Monday, August 19, 2013

Three Characters Haunted by an Event from the Past





















Reviewed by James L. Thane
Three of five stars


I first tumbled to Harlan Coben very early in his career when a friend recommended the first or second book in his Myron Bolitar series. I enjoyed the Bolitar books and found Myron to be an unusual but engaging protagonist who almost always found himself in the midst of an interesting plot.

After writing a number of these books, Coben began writing stand-alone thrillers, and I followed dutifully along. Some of these books I liked a lot; others I thought did not work as well, usually because the author insisted on piling one implausible plot twist on top of another until the reader could no longer suspend disbelief and the entire structure collapsed in ruins.

Stay Close falls into the middle of the pack of Coben's books; it's okay, but it's certainly not his best effort. The book involves three central characters who are united by their ties to a terrifying night seventeen years earlier when a man named Stewart Green disappeared. Two people saw Green in an isolated area, dead or very close to it. But neither reported the discovery; the body was never found, and Green is still officially listed as a missing person.

Ray Levine was once a world-class photographer, but he made a number of bad choices that came to a head that fateful night and now he has spiraled down to rock bottom, drinking heavily, living in a crappy apartment and working as a fake paparazzi. Jack Broome is the police detective who can't let go of the case that has haunted him all these years, and Megan Pierce is the suburban wife who's "living the ultimate soccer-mom fantasy and hating it."

Megan is also a woman with a very dark past that she escaped on that night seventeen years ago. After all this time, she decides to pull the curtain back just a bit for a quick glimpse into her former life. Just as she does, though, another man goes missing in the same way as Stewart Green. Everyone involved in the earlier case will be sucked into the new one, with potentially disastrous consequences for all of them.
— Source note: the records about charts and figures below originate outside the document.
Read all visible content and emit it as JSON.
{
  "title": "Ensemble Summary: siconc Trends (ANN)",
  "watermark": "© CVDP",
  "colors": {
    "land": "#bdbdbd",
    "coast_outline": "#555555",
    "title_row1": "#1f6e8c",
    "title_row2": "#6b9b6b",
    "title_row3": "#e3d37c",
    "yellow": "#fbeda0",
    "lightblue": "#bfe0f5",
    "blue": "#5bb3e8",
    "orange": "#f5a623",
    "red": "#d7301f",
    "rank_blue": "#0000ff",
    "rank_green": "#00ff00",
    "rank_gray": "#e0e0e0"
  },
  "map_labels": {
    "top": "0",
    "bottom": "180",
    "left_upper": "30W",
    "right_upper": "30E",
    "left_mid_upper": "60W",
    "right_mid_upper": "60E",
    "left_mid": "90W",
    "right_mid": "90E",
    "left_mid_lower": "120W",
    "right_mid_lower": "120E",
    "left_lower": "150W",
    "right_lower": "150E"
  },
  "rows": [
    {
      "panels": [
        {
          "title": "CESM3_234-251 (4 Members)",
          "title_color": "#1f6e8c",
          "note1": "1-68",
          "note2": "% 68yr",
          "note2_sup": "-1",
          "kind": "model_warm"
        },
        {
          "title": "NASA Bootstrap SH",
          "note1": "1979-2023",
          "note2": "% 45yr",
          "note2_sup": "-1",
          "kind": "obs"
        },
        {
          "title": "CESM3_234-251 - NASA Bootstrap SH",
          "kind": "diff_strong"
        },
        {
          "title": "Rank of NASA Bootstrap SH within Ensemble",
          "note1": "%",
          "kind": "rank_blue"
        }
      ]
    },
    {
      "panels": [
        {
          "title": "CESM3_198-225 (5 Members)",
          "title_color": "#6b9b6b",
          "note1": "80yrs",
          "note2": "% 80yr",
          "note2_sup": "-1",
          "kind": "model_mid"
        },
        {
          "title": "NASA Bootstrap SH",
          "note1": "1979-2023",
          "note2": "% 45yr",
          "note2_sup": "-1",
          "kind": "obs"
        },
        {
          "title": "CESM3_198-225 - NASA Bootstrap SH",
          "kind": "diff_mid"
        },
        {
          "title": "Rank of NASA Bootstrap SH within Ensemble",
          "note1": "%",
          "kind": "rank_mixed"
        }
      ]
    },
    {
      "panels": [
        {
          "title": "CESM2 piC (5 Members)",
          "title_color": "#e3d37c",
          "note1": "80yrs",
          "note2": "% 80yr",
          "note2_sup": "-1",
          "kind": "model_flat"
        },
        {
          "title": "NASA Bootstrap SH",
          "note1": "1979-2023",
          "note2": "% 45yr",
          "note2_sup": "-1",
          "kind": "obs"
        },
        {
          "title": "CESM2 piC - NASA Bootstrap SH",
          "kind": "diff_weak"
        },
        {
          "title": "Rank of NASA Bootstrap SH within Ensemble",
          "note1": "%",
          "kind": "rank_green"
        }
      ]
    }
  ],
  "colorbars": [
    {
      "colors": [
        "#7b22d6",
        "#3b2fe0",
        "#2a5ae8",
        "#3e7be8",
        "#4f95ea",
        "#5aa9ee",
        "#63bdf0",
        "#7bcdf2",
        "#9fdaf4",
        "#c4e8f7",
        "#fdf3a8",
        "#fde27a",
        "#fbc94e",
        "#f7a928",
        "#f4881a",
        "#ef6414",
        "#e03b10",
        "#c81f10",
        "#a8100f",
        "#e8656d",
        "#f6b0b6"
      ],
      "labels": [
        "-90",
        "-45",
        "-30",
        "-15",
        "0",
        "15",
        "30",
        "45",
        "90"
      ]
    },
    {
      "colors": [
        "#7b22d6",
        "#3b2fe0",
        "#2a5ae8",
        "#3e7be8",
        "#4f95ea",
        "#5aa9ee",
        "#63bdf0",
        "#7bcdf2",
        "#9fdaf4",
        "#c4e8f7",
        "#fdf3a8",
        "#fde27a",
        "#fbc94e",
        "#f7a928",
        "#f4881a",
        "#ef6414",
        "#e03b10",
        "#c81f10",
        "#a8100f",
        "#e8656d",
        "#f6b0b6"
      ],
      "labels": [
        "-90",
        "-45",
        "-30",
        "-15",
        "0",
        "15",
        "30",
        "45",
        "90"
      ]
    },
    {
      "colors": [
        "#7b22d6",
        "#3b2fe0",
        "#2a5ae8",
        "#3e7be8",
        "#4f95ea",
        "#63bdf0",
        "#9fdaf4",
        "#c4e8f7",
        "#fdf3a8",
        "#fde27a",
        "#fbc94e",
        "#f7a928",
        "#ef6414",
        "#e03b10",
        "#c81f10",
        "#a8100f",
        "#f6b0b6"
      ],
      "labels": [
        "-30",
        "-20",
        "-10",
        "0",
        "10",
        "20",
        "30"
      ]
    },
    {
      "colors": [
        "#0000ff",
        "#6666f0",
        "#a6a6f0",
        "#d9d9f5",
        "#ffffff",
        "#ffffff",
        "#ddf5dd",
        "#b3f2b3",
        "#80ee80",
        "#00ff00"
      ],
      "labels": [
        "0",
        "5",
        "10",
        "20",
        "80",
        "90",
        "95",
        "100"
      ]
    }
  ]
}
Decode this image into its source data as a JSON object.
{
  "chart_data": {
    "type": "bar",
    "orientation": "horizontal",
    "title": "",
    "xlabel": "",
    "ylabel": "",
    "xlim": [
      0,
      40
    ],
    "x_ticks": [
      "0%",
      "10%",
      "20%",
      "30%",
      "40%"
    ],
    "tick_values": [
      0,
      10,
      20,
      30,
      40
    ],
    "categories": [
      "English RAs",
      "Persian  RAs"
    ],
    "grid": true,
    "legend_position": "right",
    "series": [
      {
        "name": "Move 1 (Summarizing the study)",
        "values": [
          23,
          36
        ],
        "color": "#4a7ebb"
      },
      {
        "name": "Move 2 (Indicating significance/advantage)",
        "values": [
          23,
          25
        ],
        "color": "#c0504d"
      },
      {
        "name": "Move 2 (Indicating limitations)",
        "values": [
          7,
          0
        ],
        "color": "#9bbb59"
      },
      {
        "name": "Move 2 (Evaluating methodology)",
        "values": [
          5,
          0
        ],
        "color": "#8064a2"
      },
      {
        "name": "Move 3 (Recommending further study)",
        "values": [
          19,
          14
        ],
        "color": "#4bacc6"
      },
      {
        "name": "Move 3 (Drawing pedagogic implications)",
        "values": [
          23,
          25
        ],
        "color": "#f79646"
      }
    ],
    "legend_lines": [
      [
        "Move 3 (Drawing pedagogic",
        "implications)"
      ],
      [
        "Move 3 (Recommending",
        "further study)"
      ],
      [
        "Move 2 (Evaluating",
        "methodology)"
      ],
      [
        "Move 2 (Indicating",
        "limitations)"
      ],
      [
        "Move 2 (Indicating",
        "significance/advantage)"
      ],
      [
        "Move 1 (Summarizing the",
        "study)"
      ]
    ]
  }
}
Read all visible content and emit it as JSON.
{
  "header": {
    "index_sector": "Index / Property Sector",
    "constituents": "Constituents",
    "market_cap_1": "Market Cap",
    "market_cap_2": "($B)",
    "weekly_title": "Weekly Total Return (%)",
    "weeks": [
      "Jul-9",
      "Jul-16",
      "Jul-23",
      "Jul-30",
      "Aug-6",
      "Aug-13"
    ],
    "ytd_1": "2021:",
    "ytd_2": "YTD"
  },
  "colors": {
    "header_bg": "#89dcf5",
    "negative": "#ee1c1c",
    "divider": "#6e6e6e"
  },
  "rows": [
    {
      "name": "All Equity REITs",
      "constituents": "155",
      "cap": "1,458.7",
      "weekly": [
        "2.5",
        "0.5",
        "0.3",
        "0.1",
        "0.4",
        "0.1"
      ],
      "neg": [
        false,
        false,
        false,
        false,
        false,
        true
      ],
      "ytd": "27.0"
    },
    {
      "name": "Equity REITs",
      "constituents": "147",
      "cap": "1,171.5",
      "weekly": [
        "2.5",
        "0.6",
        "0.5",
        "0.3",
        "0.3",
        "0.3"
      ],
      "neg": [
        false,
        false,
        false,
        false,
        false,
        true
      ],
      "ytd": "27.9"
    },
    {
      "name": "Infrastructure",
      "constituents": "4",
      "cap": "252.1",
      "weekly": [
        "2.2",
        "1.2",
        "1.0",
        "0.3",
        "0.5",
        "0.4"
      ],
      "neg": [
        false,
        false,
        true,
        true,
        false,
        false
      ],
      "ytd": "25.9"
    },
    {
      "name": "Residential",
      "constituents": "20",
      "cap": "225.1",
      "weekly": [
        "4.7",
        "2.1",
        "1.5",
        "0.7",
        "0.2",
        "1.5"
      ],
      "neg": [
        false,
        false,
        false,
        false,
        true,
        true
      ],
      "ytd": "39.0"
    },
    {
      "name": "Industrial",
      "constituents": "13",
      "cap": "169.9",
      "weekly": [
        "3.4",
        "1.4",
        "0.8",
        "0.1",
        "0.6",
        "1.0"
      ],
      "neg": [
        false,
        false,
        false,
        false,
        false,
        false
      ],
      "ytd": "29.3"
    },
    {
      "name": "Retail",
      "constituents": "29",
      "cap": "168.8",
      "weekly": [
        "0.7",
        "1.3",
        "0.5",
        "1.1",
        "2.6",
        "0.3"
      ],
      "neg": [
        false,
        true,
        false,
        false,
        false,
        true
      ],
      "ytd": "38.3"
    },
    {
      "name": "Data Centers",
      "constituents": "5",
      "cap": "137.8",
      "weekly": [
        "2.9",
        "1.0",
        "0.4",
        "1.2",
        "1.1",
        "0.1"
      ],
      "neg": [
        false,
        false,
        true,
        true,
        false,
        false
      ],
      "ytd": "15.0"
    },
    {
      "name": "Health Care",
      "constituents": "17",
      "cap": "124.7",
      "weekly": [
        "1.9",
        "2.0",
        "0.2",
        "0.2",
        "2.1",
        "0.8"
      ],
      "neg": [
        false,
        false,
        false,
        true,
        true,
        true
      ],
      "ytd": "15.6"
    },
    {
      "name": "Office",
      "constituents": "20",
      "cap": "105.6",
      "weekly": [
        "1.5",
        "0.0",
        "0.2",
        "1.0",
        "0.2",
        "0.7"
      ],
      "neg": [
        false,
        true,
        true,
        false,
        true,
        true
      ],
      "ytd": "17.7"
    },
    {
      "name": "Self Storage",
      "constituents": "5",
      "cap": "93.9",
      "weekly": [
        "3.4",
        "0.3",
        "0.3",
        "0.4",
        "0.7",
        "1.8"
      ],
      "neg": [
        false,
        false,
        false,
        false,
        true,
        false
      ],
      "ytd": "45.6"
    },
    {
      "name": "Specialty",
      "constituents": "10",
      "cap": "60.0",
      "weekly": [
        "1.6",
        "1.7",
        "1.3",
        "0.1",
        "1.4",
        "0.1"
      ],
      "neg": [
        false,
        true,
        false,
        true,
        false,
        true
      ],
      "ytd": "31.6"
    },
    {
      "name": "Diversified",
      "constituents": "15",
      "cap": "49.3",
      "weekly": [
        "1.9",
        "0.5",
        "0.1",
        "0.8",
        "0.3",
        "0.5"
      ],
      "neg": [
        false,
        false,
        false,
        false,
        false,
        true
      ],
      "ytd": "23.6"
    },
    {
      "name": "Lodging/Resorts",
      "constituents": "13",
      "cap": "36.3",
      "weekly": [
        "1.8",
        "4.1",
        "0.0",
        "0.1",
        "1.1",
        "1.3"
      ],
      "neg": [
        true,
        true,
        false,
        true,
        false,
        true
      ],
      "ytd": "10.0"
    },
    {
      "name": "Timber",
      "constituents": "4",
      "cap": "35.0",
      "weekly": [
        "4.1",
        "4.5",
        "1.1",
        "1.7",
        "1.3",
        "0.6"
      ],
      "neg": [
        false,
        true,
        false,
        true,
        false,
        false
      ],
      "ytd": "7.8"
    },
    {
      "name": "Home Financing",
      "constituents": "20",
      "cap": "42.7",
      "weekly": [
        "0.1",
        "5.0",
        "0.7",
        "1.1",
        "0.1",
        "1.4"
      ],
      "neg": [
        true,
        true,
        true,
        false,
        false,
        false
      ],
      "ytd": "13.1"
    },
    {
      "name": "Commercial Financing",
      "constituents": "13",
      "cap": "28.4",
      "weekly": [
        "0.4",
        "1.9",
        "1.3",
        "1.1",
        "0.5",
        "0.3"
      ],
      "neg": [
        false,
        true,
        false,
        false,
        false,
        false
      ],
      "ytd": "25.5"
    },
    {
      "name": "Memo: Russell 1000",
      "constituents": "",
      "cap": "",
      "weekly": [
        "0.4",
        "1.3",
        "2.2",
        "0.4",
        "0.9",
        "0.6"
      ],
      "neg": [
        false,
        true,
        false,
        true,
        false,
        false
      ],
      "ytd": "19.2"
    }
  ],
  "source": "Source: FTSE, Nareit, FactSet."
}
As is usually the case in one of Harlan Coben's thrillers, this one moves fairly swiftly along, but I had a hard time moving with it. Unhappily, this is one of those books in which the main protagonist, in this case Megan Pierce, makes one astoundingly stupid decision after another, which is the only thing that allows the plot to advance beyond the first chapter. But after seventy-five pages or so, I simply stopped caring what happened to the woman. My attitude by that point was that a person as stupid as she deserved whatever bad things might happen to befall her. And once you stop caring about a book's central character, you usually stop caring about the book itself.

It doesn't help that at some points the writing seems unusually clunky and that the book contains a couple of villains who are simply unbelievable from the outset. By the last hundred pages or so, the book finally gets some traction and the conclusion is fairly satisfying, but by then it almost seems too little too late. Again, this is not a bad book, but a person new to the work of Harlan Coben would probably want to start with another of his efforts.